Heidi war erst einige Monate in der Frauenklinik tätig, aber sie hatte durch ihre Umsicht dem vielbeschäftigten Arzt schon aus mancher Bedrängnis geholfen. Es ging einfach darum, dass sie nicht genügend Einzelzimmer hatten. Im Augenblick bestand auch keine Aussicht, dass in den nächsten Tagen eines verfügbar war, doch Dr. Leitner musste eine Patientin unterbringen, die man mit niemandem zusammenlegen konnte.

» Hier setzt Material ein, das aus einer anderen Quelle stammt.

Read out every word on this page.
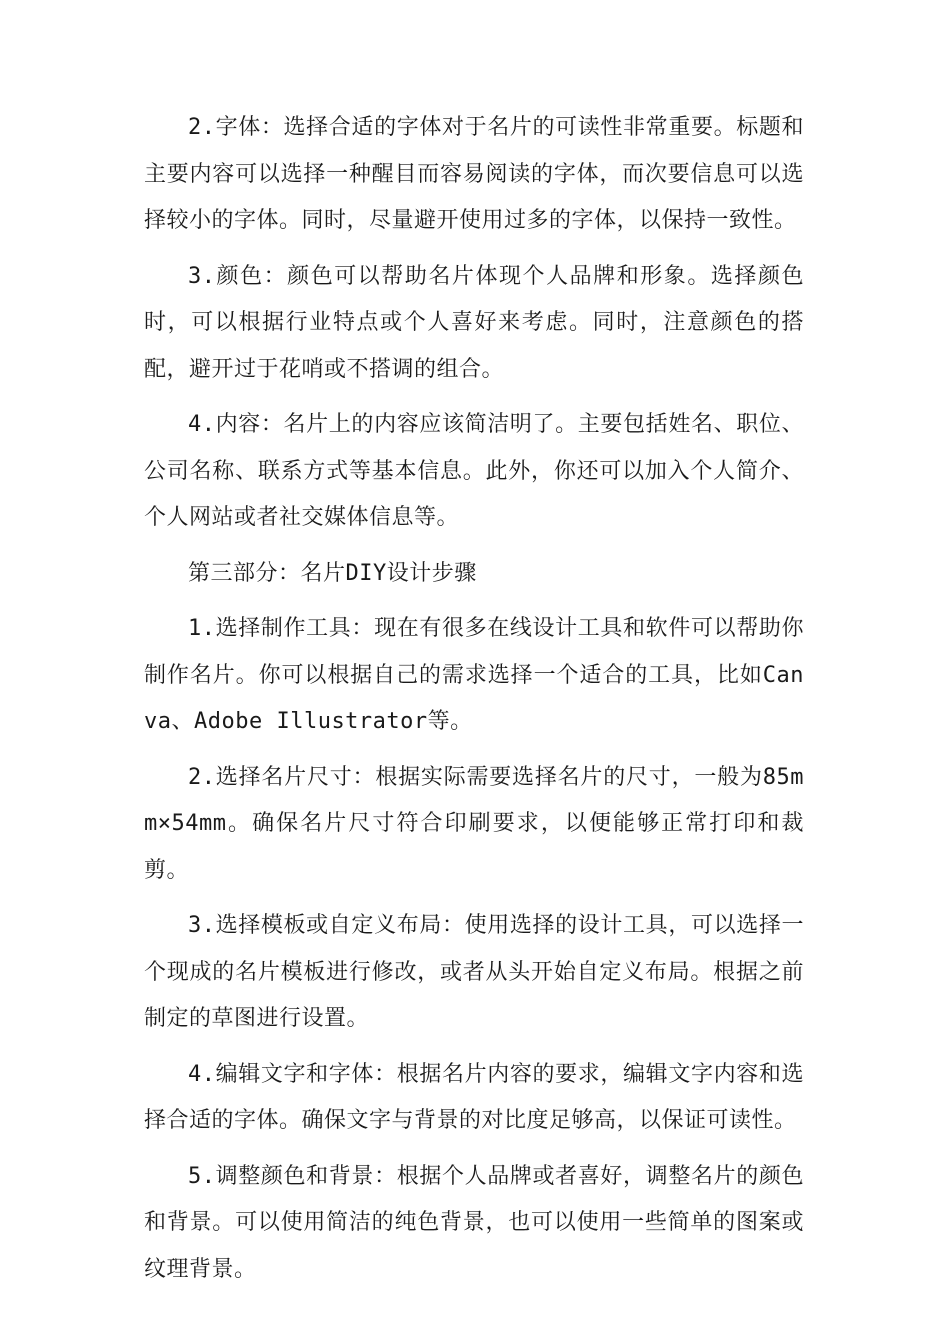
2.字体：选择合适的字体对于名片的可读性非常重要。标题和主要内容可以选择一种醒目而容易阅读的字体，而次要信息可以选择较小的字体。同时，尽量避开使用过多的字体，以保持一致性。

3.颜色：颜色可以帮助名片体现个人品牌和形象。选择颜色时，可以根据行业特点或个人喜好来考虑。同时，注意颜色的搭配，避开过于花哨或不搭调的组合。

4.内容：名片上的内容应该简洁明了。主要包括姓名、职位、公司名称、联系方式等基本信息。此外，你还可以加入个人简介、个人网站或者社交媒体信息等。

第三部分：名片DIY设计步骤

1.选择制作工具：现在有很多在线设计工具和软件可以帮助你制作名片。你可以根据自己的需求选择一个适合的工具，比如Canva、Adobe Illustrator等。

2.选择名片尺寸：根据实际需要选择名片的尺寸，一般为85mm×54mm。确保名片尺寸符合印刷要求，以便能够正常打印和裁剪。

3.选择模板或自定义布局：使用选择的设计工具，可以选择一个现成的名片模板进行修改，或者从头开始自定义布局。根据之前制定的草图进行设置。

4.编辑文字和字体：根据名片内容的要求，编辑文字内容和选择合适的字体。确保文字与背景的对比度足够高，以保证可读性。

5.调整颜色和背景：根据个人品牌或者喜好，调整名片的颜色和背景。可以使用简洁的纯色背景，也可以使用一些简单的图案或纹理背景。
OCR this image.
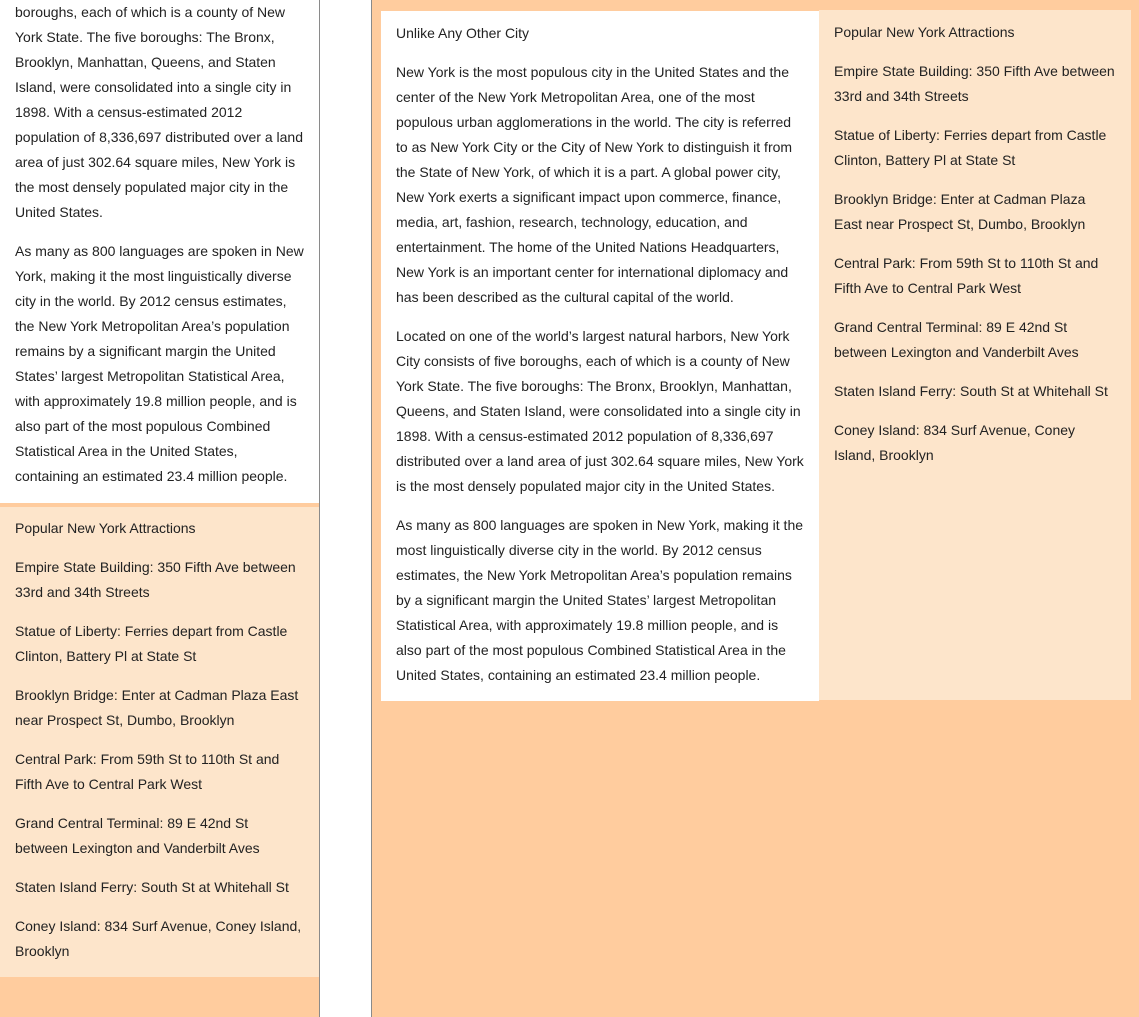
boroughs, each of which is a county of New York State. The five boroughs: The Bronx, Brooklyn, Manhattan, Queens, and Staten Island, were consolidated into a single city in 1898. With a census-estimated 2012 population of 8,336,697 distributed over a land area of just 302.64 square miles, New York is the most densely populated major city in the United States.

As many as 800 languages are spoken in New York, making it the most linguistically diverse city in the world. By 2012 census estimates, the New York Metropolitan Area’s population remains by a significant margin the United States’ largest Metropolitan Statistical Area, with approximately 19.8 million people, and is also part of the most populous Combined Statistical Area in the United States, containing an estimated 23.4 million people.

Popular New York Attractions

Empire State Building: 350 Fifth Ave between 33rd and 34th Streets

Statue of Liberty: Ferries depart from Castle Clinton, Battery Pl at State St

Brooklyn Bridge: Enter at Cadman Plaza East near Prospect St, Dumbo, Brooklyn

Central Park: From 59th St to 110th St and Fifth Ave to Central Park West

Grand Central Terminal: 89 E 42nd St between Lexington and Vanderbilt Aves

Staten Island Ferry: South St at Whitehall St

Coney Island: 834 Surf Avenue, Coney Island, Brooklyn

Unlike Any Other City

New York is the most populous city in the United States and the center of the New York Metropolitan Area, one of the most populous urban agglomerations in the world. The city is referred to as New York City or the City of New York to distinguish it from the State of New York, of which it is a part. A global power city, New York exerts a significant impact upon commerce, finance, media, art, fashion, research, technology, education, and entertainment. The home of the United Nations Headquarters, New York is an important center for international diplomacy and has been described as the cultural capital of the world.

Located on one of the world’s largest natural harbors, New York City consists of five boroughs, each of which is a county of New York State. The five boroughs: The Bronx, Brooklyn, Manhattan, Queens, and Staten Island, were consolidated into a single city in 1898. With a census-estimated 2012 population of 8,336,697 distributed over a land area of just 302.64 square miles, New York is the most densely populated major city in the United States.

As many as 800 languages are spoken in New York, making it the most linguistically diverse city in the world. By 2012 census estimates, the New York Metropolitan Area’s population remains by a significant margin the United States’ largest Metropolitan Statistical Area, with approximately 19.8 million people, and is also part of the most populous Combined Statistical Area in the United States, containing an estimated 23.4 million people.

Popular New York Attractions

Empire State Building: 350 Fifth Ave between 33rd and 34th Streets

Statue of Liberty: Ferries depart from Castle Clinton, Battery Pl at State St

Brooklyn Bridge: Enter at Cadman Plaza East near Prospect St, Dumbo, Brooklyn

Central Park: From 59th St to 110th St and Fifth Ave to Central Park West

Grand Central Terminal: 89 E 42nd St between Lexington and Vanderbilt Aves

Staten Island Ferry: South St at Whitehall St

Coney Island: 834 Surf Avenue, Coney Island, Brooklyn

»Frau Bolkow ist schwer krank«, hatte Dr. Leitner erklärt. »Sie hat sich schon zwei Operationen unterziehen müssen und leidet unter schwersten Depressionen. Aber ich kann sie auch nicht abweisen. Ich bin Dr. Bolkow zu Dank verpflichtet, da er mir das angrenzende Grundstück zu einem sehr kulanten Preis überlassen hat, sodass wir nun an einen Erweiterungsbau denken können.«
Heidi hatte den Bettenplan vor sich liegen. »Frau Unger wird in vier Tagen entlassen. Frau Kuhn«, sie machte eine kleine Pause, »ja, vielleicht könnte man die beiden doch zusammenlegen. Frau Kuhn ist ja ein bisschen schwierig, aber man könnte mit ihr reden.«
»Sie will ihr Baby im Zimmer haben, Frau Unger bekommt viel Besuch«, wandte Oberschwester Dora ein. »Es ist einfach nichts zu machen. Ich habe auch schon alles überlegt.«
»Muss es sofort sein?«, fragte Heidi den Chefarzt.
»Ja, sie ist in einem sehr schlechten Zustand.«
»Dann müssen wir eben das Problemzimmer herrichten«, schlug Heidi vor. »Zurzeit haben wir ja keine Problembabys.«
»Und wenn wir das machen, können wir nur beten, dass wir die nächsten Tage keines bekommen«, sagte Schwester Dora.
Momentan schien Heidi geistesabwesend. Ihr Blick wanderte zum Fenster hinaus. Ihr klares Gesicht war überschattet. Aber sie nahm sich zusammen. Sie wollte jetzt nicht wieder Erinnerungen wach werden lassen.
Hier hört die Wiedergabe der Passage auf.